Il mercato dell’arte in Asia sta vivendo una fase di riposizionamento strategico, tra nuova domanda di collezionisti e importanti scelte gestionali delle grandi case d’asta.

Chi è Masumi Shinohara e come arriva a guidare Sotheby’s in Asia?

Nel aprile 2024 Masumi Shinohara, giapponese di nascita e cresciuto in Francia, entra in Sotheby’s Japan dopo una lunga carriera nel lusso. In precedenza aveva seguito le attività di Valentino in Giappone e Corea per tre anni, dopo esperienze in gruppi come Mitsubishi, L’Oréal ed Ermenegildo Zegna.

Prima di compiere un anno nel nuovo incarico, viene promosso amministratore delegato per l’Asia, succedendo a Nathan Drahi, figlio del proprietario di maggioranza di Sotheby’s, Patrick Drahi. La nomina arriva in una fase di profonda trasformazione per l’industria globale.

Il contesto è quello di un mercato che mostra segnali di ripresa dopo quasi tre anni di contrazione.
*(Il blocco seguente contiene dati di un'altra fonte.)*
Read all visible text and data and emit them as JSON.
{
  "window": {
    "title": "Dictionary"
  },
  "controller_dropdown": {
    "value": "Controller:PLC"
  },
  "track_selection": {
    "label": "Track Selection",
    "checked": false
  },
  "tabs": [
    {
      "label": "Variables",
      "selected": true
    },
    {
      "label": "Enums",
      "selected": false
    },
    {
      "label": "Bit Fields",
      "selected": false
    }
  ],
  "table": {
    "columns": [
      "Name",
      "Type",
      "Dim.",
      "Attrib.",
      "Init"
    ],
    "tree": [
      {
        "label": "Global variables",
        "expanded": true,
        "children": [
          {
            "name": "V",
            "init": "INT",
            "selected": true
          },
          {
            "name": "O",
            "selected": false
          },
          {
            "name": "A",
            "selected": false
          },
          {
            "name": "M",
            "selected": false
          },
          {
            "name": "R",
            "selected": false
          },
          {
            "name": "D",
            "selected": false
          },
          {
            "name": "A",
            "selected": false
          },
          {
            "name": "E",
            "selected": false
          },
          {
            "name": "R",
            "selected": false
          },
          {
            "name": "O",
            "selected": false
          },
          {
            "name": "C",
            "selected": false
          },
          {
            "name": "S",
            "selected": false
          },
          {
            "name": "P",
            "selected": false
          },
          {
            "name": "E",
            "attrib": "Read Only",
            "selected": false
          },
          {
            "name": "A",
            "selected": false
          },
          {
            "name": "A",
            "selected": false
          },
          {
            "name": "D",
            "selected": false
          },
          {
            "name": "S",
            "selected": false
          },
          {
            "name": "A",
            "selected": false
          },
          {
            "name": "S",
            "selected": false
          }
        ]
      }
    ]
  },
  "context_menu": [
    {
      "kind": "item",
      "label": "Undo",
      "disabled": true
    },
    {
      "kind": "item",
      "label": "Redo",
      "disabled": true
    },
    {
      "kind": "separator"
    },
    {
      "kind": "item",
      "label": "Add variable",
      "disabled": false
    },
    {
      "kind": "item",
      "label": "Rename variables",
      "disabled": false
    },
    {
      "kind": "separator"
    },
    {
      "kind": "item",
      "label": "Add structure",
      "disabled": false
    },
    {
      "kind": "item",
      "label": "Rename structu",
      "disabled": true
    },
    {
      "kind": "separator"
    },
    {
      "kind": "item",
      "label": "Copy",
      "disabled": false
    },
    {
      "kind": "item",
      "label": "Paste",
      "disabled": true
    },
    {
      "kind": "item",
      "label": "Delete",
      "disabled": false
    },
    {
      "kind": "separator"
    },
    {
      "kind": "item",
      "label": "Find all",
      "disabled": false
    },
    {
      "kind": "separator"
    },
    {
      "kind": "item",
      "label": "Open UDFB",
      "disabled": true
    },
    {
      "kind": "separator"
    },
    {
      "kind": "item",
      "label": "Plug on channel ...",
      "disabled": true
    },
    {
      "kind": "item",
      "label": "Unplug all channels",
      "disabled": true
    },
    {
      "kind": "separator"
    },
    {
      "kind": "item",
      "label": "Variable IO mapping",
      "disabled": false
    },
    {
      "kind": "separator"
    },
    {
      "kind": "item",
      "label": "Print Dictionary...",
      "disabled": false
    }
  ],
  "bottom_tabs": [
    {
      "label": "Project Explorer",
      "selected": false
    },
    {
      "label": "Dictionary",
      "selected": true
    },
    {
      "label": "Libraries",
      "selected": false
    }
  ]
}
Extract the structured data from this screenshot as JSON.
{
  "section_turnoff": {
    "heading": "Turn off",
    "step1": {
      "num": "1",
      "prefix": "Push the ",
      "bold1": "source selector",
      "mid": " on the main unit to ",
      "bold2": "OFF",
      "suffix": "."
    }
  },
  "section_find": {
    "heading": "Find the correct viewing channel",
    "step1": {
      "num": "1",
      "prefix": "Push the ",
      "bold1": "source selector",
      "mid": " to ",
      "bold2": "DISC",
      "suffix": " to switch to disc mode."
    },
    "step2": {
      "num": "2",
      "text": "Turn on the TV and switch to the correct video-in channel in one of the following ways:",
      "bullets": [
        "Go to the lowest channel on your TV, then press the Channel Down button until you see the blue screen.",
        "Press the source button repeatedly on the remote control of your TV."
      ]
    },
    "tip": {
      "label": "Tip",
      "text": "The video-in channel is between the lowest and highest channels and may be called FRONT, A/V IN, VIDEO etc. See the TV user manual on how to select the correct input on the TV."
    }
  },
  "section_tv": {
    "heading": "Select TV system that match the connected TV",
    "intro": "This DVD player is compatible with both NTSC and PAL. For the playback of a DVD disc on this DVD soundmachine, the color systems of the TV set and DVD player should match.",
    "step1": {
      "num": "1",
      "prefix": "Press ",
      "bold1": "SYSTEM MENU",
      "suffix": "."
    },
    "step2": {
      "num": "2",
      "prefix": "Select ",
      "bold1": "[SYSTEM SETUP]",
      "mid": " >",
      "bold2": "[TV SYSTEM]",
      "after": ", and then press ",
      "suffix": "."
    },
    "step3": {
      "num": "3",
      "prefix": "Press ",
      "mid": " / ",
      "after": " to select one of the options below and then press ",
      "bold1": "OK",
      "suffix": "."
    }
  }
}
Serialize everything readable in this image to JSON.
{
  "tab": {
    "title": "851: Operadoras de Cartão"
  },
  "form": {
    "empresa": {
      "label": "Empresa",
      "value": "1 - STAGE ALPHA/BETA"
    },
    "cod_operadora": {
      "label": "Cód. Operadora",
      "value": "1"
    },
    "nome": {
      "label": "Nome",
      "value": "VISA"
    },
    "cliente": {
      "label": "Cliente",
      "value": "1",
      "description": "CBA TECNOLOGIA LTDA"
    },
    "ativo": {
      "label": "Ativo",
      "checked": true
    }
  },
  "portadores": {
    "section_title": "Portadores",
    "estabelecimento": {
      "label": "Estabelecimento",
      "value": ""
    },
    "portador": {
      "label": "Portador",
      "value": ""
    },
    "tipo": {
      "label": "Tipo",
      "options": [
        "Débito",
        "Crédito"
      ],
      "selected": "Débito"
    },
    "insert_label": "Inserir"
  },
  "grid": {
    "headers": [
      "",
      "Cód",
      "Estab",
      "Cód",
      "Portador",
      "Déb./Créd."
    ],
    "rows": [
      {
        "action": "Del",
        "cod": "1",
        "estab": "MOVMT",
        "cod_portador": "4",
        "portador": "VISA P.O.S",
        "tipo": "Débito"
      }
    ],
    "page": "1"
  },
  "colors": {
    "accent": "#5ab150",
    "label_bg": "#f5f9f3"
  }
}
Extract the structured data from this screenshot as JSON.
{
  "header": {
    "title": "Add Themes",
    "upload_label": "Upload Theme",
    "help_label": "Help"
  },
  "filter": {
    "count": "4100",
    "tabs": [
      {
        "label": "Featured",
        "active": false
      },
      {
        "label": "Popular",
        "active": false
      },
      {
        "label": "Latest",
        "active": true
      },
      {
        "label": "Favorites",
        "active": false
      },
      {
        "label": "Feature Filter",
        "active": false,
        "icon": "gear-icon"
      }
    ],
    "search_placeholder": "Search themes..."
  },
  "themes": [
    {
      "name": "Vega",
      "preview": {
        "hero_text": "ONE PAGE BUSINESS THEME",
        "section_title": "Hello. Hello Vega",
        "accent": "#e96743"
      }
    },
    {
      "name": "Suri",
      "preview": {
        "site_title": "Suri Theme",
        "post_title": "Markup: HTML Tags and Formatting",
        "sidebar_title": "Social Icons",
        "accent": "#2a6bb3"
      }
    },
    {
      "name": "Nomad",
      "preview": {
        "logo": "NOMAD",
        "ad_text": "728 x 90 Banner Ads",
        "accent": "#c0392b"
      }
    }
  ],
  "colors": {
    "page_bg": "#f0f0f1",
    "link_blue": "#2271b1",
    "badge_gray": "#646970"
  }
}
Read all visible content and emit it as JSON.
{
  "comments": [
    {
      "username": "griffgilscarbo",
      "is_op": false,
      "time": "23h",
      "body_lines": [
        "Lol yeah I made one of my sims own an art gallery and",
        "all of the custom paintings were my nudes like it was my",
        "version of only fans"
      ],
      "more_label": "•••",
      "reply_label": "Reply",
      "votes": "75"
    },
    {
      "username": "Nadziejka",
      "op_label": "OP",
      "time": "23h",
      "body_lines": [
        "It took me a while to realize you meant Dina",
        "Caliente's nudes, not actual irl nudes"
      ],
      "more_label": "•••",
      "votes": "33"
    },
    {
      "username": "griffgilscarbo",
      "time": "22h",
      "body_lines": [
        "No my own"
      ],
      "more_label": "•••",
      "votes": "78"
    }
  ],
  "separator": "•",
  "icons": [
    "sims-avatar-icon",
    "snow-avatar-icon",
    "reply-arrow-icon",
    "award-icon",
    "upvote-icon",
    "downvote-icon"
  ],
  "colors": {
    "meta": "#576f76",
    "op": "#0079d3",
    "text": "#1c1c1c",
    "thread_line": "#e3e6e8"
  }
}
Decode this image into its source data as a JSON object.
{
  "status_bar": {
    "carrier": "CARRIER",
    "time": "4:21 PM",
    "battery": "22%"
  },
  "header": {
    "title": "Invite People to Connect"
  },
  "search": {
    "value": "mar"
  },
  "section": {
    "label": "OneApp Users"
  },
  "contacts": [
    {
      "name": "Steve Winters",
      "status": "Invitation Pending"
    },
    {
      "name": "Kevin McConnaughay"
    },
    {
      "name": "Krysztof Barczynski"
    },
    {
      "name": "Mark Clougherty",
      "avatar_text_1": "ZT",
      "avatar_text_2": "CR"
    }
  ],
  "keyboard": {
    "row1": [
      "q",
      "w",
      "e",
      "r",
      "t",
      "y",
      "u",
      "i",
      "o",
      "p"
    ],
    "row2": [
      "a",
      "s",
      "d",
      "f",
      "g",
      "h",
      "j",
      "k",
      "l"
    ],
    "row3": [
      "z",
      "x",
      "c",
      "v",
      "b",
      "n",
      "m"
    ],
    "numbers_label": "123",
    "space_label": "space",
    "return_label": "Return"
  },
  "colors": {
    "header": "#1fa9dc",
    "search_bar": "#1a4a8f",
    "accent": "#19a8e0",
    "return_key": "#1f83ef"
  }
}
Nel 2024 Sotheby’s e Christie’s hanno registrato un aumento delle vendite complessive, ma le aste serali autunnali di Hong Kong non hanno raggiunto le aspettative.

In che modo il lusso ha influenzato la visione di Shinohara?

Shinohara racconta ad Artnet di aver sempre percepito il mondo delle aste come profondamente intellettuale e, al tempo stesso, molto umano. A suo avviso, è un ambito in cui conoscenza, passione e relazioni generano risultati straordinari, coniugando narrazione del patrimonio e dinamiche di mercato.

La sua relazione con l’arte nasce però ben prima della carriera nel lusso. Nato in Giappone, è cresciuto a Parigi, dove ha vissuto complessivamente 23 anni. Il padre, affascinato dalla cultura francese, lo portava fin da bambino a Giverny, Auvers-sur-Oise, Barbizon e Firenze.

In famiglia si discuteva quotidianamente di mostre, con una particolare attenzione all’Impressionismo e all’arte moderna. Negli anni Ottanta e Novanta il padre gestiva a Parigi un’attività legata a marchi come Christian Dior e Fendi, il che permetteva al futuro dirigente di assistere alle sfilate.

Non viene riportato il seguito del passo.